The altar was adorned with lilies and the white and gold frontal signifying a High Holy Day. There was a guest trumpeter playing a fanfare. There was our deacon, Pat, singing Mozart’s “Alleluia” and hitting that shattering stratospheric high note at the end. There was the He-is-Risen return to singing the Gloria.
And there were our fellow parishioners, sending up hearts and likes and tears and “Amens” and “Hallelujahs.” About 80 of us watched the virtual Easter Sunday service on Facebook Live; more were watching on the church website.
From its first halting and aborted attempts to go live, our Episcopal church has managed to get pretty good at streaming. The rector’s wife is operating and panning the camera. The picture is clear. The buffering is now minimized. A Zoom Bible study is planned for next week.
At first, I pooh-poohed the notion of a virtual service, in the beginning when the feed kept cutting out and my nerves were frayed anyway. Like many other adaptations we have made over the last six weeks, virtual church seems almost normal now.
In my last post, I was struggling a bit and conjuring up grief analogies. This post is about adaptation. I walk almost daily, about 3 miles, instead of going to Planet Fitness. While walking, I listen to a book on Audible. I made it through Olivia Hawker’s “One for the Blackbird, One for the Crow,” which is 500 pages, and Delia Owens’ “Where the Crawdads Sing” – among others. Not every book makes a good Audible book, I have learned.
We drive to the nearby Prime Hook National Wildlife Refuge for pleasant spring outings in the woods, marshes and fallow farmfields of the 10,000-acre preserve. We rarely see others there.
Instead of ringing handbells, I am working with the ensemble on a restructuring task force, communicating via Zoom and Dropbox Paper. When first proposed, I admit this task struck me as excruciatingly tedious. Now I view it as an opportunity to contribute and learn new collaboration skills.
I discovered the Calm app, which I had downloaded a long time ago but never used. It’s a $5-a-month investment in mental health and restful sleep. There are how-tos, meditations for kids, daily calmness meditations, music, soundscapes, sleep stories – it’s very impressive and I highly recommend it.
Stretching food, scoring TP
We have adapted our shopping habits, of course, hitting the grocery store at 6 a.m. We scored a package of toilet paper last time! Driving to the bakery 20 miles away after pre-paying for our order. Ordering essentials like toothpaste, dental floss and sponges from Amazon.
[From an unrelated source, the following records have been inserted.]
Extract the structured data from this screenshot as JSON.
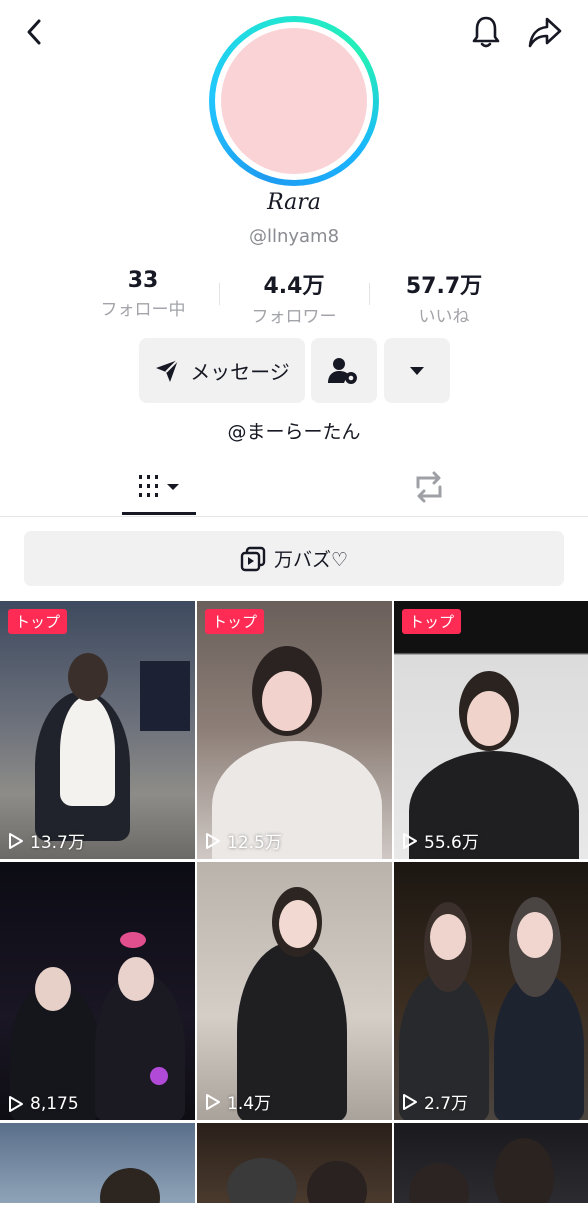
{
  "header": {
    "back_icon": "chevron-left-icon",
    "bell_icon": "bell-icon",
    "share_icon": "share-arrow-icon"
  },
  "profile": {
    "display_name": "Rara",
    "username": "@llnyam8",
    "stats": [
      {
        "value": "33",
        "label": "フォロー中"
      },
      {
        "value": "4.4万",
        "label": "フォロワー"
      },
      {
        "value": "57.7万",
        "label": "いいね"
      }
    ],
    "message_button": "メッセージ",
    "bio": "@まーらーたん",
    "colors": {
      "accent": "#fe2c55",
      "ring_start": "#1e9bf0",
      "ring_end": "#24f0b6",
      "avatar": "#f9d3d6"
    }
  },
  "tabs": {
    "videos_icon": "grid-lines-icon",
    "reposts_icon": "repost-icon"
  },
  "playlist": {
    "label": "万バズ♡"
  },
  "videos": [
    {
      "badge": "トップ",
      "views": "13.7万"
    },
    {
      "badge": "トップ",
      "views": "12.5万"
    },
    {
      "badge": "トップ",
      "views": "55.6万"
    },
    {
      "badge": "",
      "views": "8,175"
    },
    {
      "badge": "",
      "views": "1.4万"
    },
    {
      "badge": "",
      "views": "2.7万"
    }
  ]
}
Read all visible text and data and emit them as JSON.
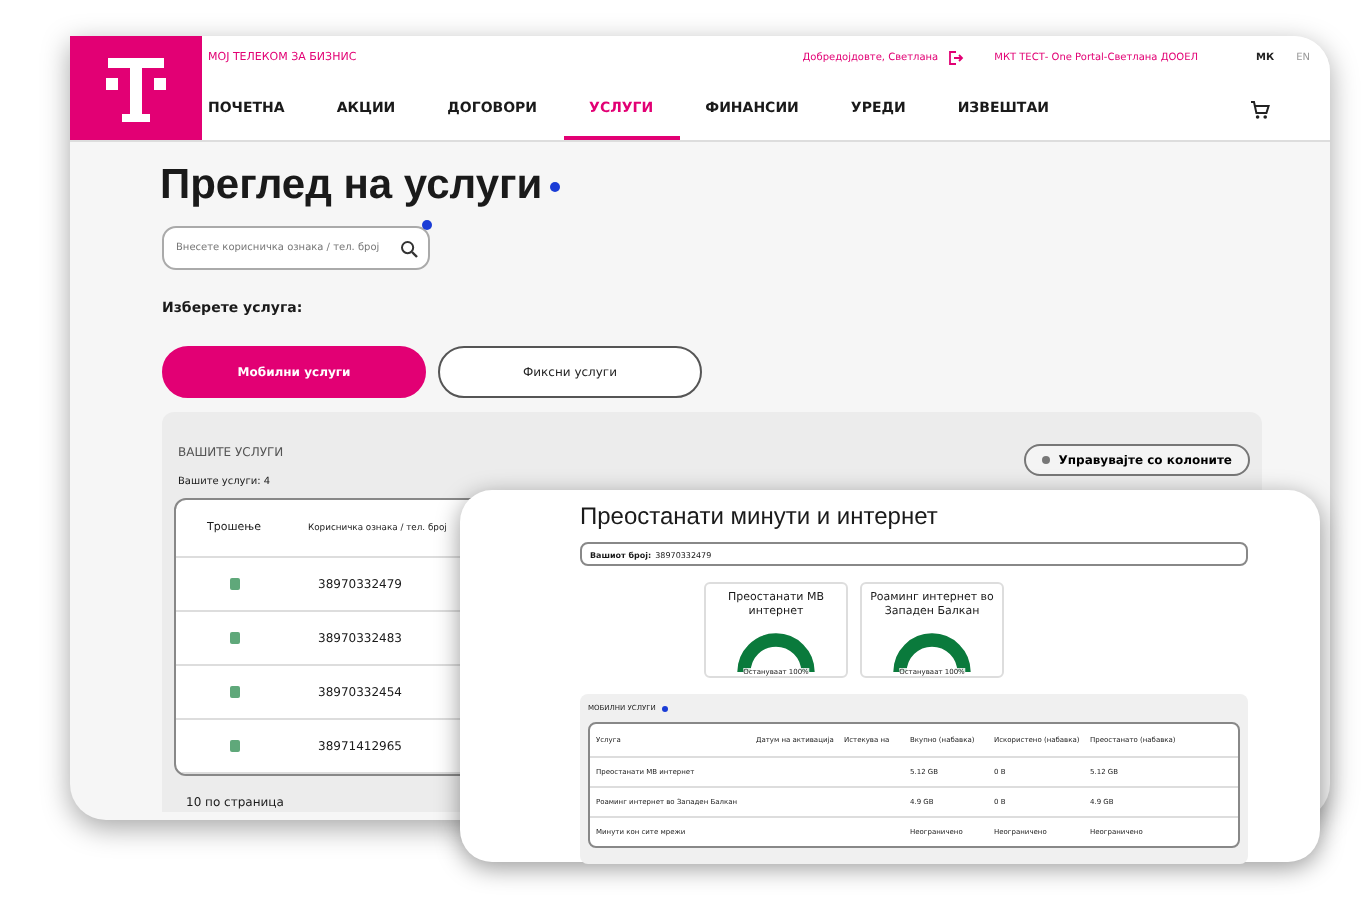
{
  "header": {
    "brand": "МОЈ ТЕЛЕКОМ ЗА БИЗНИС",
    "greeting": "Добредојдовте, Светлана",
    "company": "МКТ ТЕСТ- One Portal-Светлана ДООЕЛ",
    "languages": [
      {
        "label": "МК",
        "selected": true
      },
      {
        "label": "EN",
        "selected": false
      }
    ],
    "nav": [
      {
        "label": "ПОЧЕТНА",
        "selected": false
      },
      {
        "label": "АКЦИИ",
        "selected": false
      },
      {
        "label": "ДОГОВОРИ",
        "selected": false
      },
      {
        "label": "УСЛУГИ",
        "selected": true
      },
      {
        "label": "ФИНАНСИИ",
        "selected": false
      },
      {
        "label": "УРЕДИ",
        "selected": false
      },
      {
        "label": "ИЗВЕШТАИ",
        "selected": false
      }
    ]
  },
  "page": {
    "title": "Преглед на услуги",
    "search": {
      "placeholder": "Внесете корисничка ознака / тел. број"
    },
    "choose_label": "Изберете услуга:",
    "service_types": [
      {
        "label": "Мобилни услуги",
        "selected": true
      },
      {
        "label": "Фиксни услуги",
        "selected": false
      }
    ]
  },
  "services": {
    "title": "ВАШИТЕ УСЛУГИ",
    "manage_button": "Управувајте со колоните",
    "count": "Вашите услуги: 4",
    "columns": [
      "Трошење",
      "Корисничка ознака / тел. број"
    ],
    "rows": [
      {
        "number": "38970332479"
      },
      {
        "number": "38970332483"
      },
      {
        "number": "38970332454"
      },
      {
        "number": "38971412965"
      }
    ],
    "page_size": "10 по страница"
  },
  "detail": {
    "title": "Преостанати минути и интернет",
    "number_label": "Вашиот број:",
    "number": "38970332479",
    "gauges": [
      {
        "title": "Преостанати MB интернет",
        "level": 1,
        "caption": "Остануваат 100%"
      },
      {
        "title": "Роаминг интернет во Западен Балкан",
        "level": 1,
        "caption": "Остануваат 100%"
      }
    ],
    "table_title": "МОБИЛНИ УСЛУГИ",
    "columns": [
      "Услуга",
      "Датум на активација",
      "Истекува на",
      "Вкупно (набавка)",
      "Искористено (набавка)",
      "Преостанато (набавка)"
    ],
    "rows": [
      [
        "Преостанати MB интернет",
        "",
        "",
        "5.12 GB",
        "0 B",
        "5.12 GB"
      ],
      [
        "Роаминг интернет во Западен Балкан",
        "",
        "",
        "4.9 GB",
        "0 B",
        "4.9 GB"
      ],
      [
        "Минути кон сите мрежи",
        "",
        "",
        "Неограничено",
        "Неограничено",
        "Неограничено"
      ]
    ]
  }
}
Sue is mentally exhausted trying to plan meals and stretch food to minimize shopping trips and overcome scarcity. Many places where we bought bread and takeout have closed. We agreed that if our butcher shop closes, we will temporarily become vegetarians. Living in a rural area, we have the luxury of farmstand markets – and strawberries and asparagus are now in season.
We planted a garden with spinach, radishes, cilantro, lettuces, onions and beets.
I made a Virtual Holy Week playlist on SoundCloud, recording instrumental tracks on my keyboard/synthesizer and mixing it in Logic Pro. Still procrastinating on a 1) composing my own music and 2) writing beyond this blog. If not now, when?
Sometimes, it’s just a video from someone trying to reach out through the void: A poignant Good Friday sermon from Nadia Bolz-Weber, or an acoustic song from Mary Chapin Carpenter, cheerily performed from her farmhouse in Virginia. Angus, her golden retriever, looks on adoringly or lolls on the floor with a squeaky toy. And for a moment, life seems “normal.”
We just hope, when this is all over, that our definition of “normal” will be irrevocably changed. “Normal” sucked for too many people. “Normal” was brutish, greedy, thoughtless, divisive. While in this suspended reality, we can pray for a true resurrection of our spirits and a “newness of life.” That’s our Easter hope.